Publicado 18/11/2020 11:11CET

La geoingeniería solar, remedio dudoso para el calentamiento global

Esparcir aerosoles en la atmósfera parece no ser un buen remedio para el calentamiento global
Esparcir aerosoles en la atmósfera parece no ser un buen remedio para el calentamiento global - PXHERE

   MADRID, 18 Nov. (EUROPA PRESS) -

   Sembrar la atmósfera con aerosoles no evitaría que las altas concentraciones de dióxido de carbono en la atmósfera desestabilicen las nubes bajas, abriendo la puerta a un calentamiento extremo.

   Bombear aerosoles a la atmósfera para reflejar la luz del sol, enfriando así la Tierra, es un método de último recurso para hacer frente al cambio climático. Sin embargo, según una nueva investigación de Caltech, tal geoingeniería solar puede no evitar un calentamiento catastrófico a largo plazo.

   La geoingeniería solar ha recibido atención porque es factible con la tecnología existente, dice Tapio Schneider, profesor de Ciencias e Ingeniería Ambiental y científico investigador senior en JPL (Jet Propulsion Laboratory), que Caltech administra para la NASA.

   "Obviamente, hay cuestiones éticas y de gobernanza sobre quién controla el termostato de la Tierra", dice Schneider en un comunicado, pero "más allá de eso, nuestra investigación muestra que la geoingeniería solar en última instancia puede no solucionar el problema si las altas emisiones de gases de efecto invernadero continúan durante más de un siglo".
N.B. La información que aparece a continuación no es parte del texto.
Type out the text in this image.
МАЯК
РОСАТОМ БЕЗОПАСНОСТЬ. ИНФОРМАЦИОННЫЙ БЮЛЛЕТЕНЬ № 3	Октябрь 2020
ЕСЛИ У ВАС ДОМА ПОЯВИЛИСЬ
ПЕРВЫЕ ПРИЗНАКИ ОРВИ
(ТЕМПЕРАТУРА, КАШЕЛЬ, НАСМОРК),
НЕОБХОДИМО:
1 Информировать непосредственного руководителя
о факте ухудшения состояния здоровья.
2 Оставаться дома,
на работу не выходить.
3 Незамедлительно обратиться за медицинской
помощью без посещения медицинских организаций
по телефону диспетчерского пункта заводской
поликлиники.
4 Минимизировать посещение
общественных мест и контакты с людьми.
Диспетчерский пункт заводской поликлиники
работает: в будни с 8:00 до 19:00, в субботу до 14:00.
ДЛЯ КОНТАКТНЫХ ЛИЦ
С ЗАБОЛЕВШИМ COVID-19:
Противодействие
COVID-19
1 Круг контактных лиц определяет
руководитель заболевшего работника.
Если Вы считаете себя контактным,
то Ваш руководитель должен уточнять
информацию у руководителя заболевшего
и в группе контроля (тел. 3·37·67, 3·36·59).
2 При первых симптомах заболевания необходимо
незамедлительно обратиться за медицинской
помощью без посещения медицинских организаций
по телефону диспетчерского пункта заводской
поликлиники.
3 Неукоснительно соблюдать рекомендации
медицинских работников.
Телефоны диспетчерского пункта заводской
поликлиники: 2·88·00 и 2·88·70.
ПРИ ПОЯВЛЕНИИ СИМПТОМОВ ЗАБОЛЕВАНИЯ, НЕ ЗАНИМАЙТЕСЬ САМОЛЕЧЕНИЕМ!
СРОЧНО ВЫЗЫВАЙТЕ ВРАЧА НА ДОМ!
   Usando simulaciones por computadora de alta resolución, Schneider y sus colegas Colleen M. Kaul y Kyle G. Pressel del Pacific Northwest National Laboratories en Washington demostraron que concentraciones muy altas de dióxido de carbono (CO2) aún romperían las nubes de estratocúmulos bajos, y esta nube la destrucción podría desencadenar un calentamiento potencialmente abrupto de alrededor de 6 grados Celsius.

   Un estudio que explica sus hallazgos se publicó en la revista Proceedings of the National Academy of Sciences el 16 de noviembre.

   A grandes rasgos, la geoingeniería solar funciona así: si la Tierra se está calentando demasiado debido a las crecientes concentraciones de gases de efecto invernadero, que calientan la Tierra al absorber radiación infrarroja, se puede enfriar la Tierra bloqueando algo de luz solar. Sin embargo, aunque eso podría funcionar potencialmente a corto plazo, ignora el panorama más amplio de cómo funcionan las nubes, dicen Schneider y sus colegas.

   Las nubes estratocúmulos bajas enfrían la Tierra al reflejar la luz solar de regreso al espacio. También irradian radiación infrarroja hacia arriba desde la parte superior de las nubes, enfriando así el aire en las nubes y conduciéndolo hacia abajo, hacia la superficie del planeta. Esto forma una conexión entre las nubes y su suministro de humedad en las superficies de los océanos de la Tierra.

   Las simulaciones por computadora de los investigadores muestran que la presencia de altas concentraciones de gases de efecto invernadero, como el CO2, coloca efectivamente una manta infrarroja sobre las nubes que les impide irradiar energía hacia arriba. Esto puede hacer que las nubes se rompan, provocando un fuerte calentamiento, que ocurriría incluso si los esfuerzos de geoingeniería bloquean parte de la luz solar entrante.

   "Los resultados también pueden tener implicaciones para los climas tempranos en la historia de la Tierra, cuando el sol era más débil pero la Tierra era relativamente cálida", dice Schneider. "Pero sobre todo, muestran que al seguir emitiendo gases de efecto invernadero, con o sin geoingeniería, los humanos están perturbando un sistema increíblemente complejo que puede depararnos sorpresas climáticas".